"The Late Indian Murders on the Plains," Salt Lake Daily Telegraph, 7 Oct. 1864, 2.
- Related Companies
- Company Unknown (1864)
From Mr. John Y. Greene, of this city, who arrived Wednesday from the plains, we learn the particulars of the massacre of his men that was telegraphically announced about the date of its occurrence.
Mr. Greene was in charge of a train of coaches and horses for the Overland Mail Company; which, on account of the Indian disturbances, as supposed, he received instructions to make other dispositions of the train. Mr. G.'s teamsters claimed to be taken to this city, and for this purpose a mess team was fitted up, carrying also a considerable quantity of goods belonging to Mr. G. and others in this city; and the teamsters—five in number—started out to overtake a train some fifty miles ahead.
When about fourteen miles west of Plum creek, some fifty miles above Kearney, on the Denver road, they were attacked by the savages and the whole party butchered, as already stated—the bodies being badly mutilated and all scalped, except that of James King.

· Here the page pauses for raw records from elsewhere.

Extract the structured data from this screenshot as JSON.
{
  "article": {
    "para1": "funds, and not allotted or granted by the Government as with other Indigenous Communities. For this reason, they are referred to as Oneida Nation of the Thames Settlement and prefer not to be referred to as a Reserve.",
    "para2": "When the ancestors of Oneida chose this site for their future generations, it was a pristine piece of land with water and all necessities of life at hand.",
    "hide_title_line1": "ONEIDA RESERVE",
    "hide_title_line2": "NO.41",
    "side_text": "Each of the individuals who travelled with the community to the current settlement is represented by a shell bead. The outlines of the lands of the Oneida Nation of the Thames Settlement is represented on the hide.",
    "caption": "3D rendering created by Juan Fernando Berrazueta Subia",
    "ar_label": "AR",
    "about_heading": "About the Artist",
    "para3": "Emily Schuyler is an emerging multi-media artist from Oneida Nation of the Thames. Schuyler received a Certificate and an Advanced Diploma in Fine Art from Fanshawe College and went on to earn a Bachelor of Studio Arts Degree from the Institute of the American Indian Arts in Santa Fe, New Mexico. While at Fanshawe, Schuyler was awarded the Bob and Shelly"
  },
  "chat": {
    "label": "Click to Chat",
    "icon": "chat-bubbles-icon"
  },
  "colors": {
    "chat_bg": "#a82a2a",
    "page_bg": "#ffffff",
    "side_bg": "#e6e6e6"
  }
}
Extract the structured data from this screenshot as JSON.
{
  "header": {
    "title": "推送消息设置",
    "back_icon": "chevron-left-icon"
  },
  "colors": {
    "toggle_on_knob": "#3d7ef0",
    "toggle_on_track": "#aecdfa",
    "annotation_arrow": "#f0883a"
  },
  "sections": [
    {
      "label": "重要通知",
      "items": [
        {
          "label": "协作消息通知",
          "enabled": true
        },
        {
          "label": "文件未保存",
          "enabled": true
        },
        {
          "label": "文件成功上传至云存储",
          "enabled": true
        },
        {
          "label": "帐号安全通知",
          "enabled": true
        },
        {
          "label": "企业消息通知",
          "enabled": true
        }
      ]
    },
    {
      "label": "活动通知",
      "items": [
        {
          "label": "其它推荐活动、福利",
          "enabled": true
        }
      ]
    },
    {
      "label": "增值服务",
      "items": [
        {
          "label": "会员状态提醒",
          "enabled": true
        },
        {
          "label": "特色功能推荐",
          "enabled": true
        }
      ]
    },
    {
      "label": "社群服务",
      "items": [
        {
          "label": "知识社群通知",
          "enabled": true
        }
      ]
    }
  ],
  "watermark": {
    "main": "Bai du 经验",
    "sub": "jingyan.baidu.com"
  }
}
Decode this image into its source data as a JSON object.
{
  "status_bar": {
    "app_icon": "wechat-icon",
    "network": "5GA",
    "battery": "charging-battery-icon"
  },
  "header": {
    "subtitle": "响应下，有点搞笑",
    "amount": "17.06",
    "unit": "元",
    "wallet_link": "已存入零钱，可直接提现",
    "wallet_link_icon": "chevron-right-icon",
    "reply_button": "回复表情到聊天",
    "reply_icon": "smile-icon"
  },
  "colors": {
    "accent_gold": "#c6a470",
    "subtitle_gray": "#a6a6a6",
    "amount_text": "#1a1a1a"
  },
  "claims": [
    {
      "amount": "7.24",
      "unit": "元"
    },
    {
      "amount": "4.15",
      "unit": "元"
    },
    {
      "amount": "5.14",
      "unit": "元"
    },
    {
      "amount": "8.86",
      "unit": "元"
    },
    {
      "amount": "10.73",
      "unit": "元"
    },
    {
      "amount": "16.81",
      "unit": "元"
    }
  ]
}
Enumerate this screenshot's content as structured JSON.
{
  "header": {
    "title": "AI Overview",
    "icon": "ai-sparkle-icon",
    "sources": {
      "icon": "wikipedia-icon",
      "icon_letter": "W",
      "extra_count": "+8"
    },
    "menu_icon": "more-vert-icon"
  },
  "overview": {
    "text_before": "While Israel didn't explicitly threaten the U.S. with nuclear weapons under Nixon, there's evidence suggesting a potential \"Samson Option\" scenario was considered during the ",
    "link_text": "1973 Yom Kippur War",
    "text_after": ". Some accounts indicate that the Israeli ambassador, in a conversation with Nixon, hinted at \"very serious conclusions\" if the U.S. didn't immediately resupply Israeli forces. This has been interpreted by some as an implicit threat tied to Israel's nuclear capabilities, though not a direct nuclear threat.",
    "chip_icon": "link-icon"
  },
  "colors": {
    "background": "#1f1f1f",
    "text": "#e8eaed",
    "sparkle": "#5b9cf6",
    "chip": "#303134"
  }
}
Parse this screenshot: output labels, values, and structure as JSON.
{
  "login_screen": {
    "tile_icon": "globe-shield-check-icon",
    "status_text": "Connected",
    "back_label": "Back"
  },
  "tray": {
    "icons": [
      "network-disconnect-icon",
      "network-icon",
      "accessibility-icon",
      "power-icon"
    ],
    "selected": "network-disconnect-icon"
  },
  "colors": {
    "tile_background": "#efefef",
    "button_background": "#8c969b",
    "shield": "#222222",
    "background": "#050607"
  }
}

For the benefit of the friends of the deceased—some of whom, we were informed, are residents in the northern mines—we append the names and description of the unfortunate men, so far as Mr. Greene could give them:
John Smith—about 30 years of age, from Minnesota.
John Elliot—aged 26 or 27 years; had been driving stage on the Lawrence and Leavenworth line.
James King—about 17 years of age, from Atchison, whose mother is supposed to be in Bannock City, Montana.
A young man, called "Jerry,"—surname unknown—about 25 years old, tall, light complexioned, and of Irish descent.
A middle aged man having a family in New York—also Irish—a little bald-headed, full six feet in height.
The latter two were machinists—the older an engineer, the younger a plummer; had been intimately associated for some time previous to hiring with Mr. Greene at Atchison and were apparently very desirous of keeping together.
Mr. Greene reached the spot of the massacre—which is supposed to have taken place Saturday, 16th ult.—on the Monday following. The bodies were at once conveyed back to Plum creek, and there decently interred; inscription boards being placed at the head of each grave.
The horses and goods were taken off by the Indians.
Any further information respecting this occurrence will be cheerfully furnished the friends of the deceased by Mr. Greene.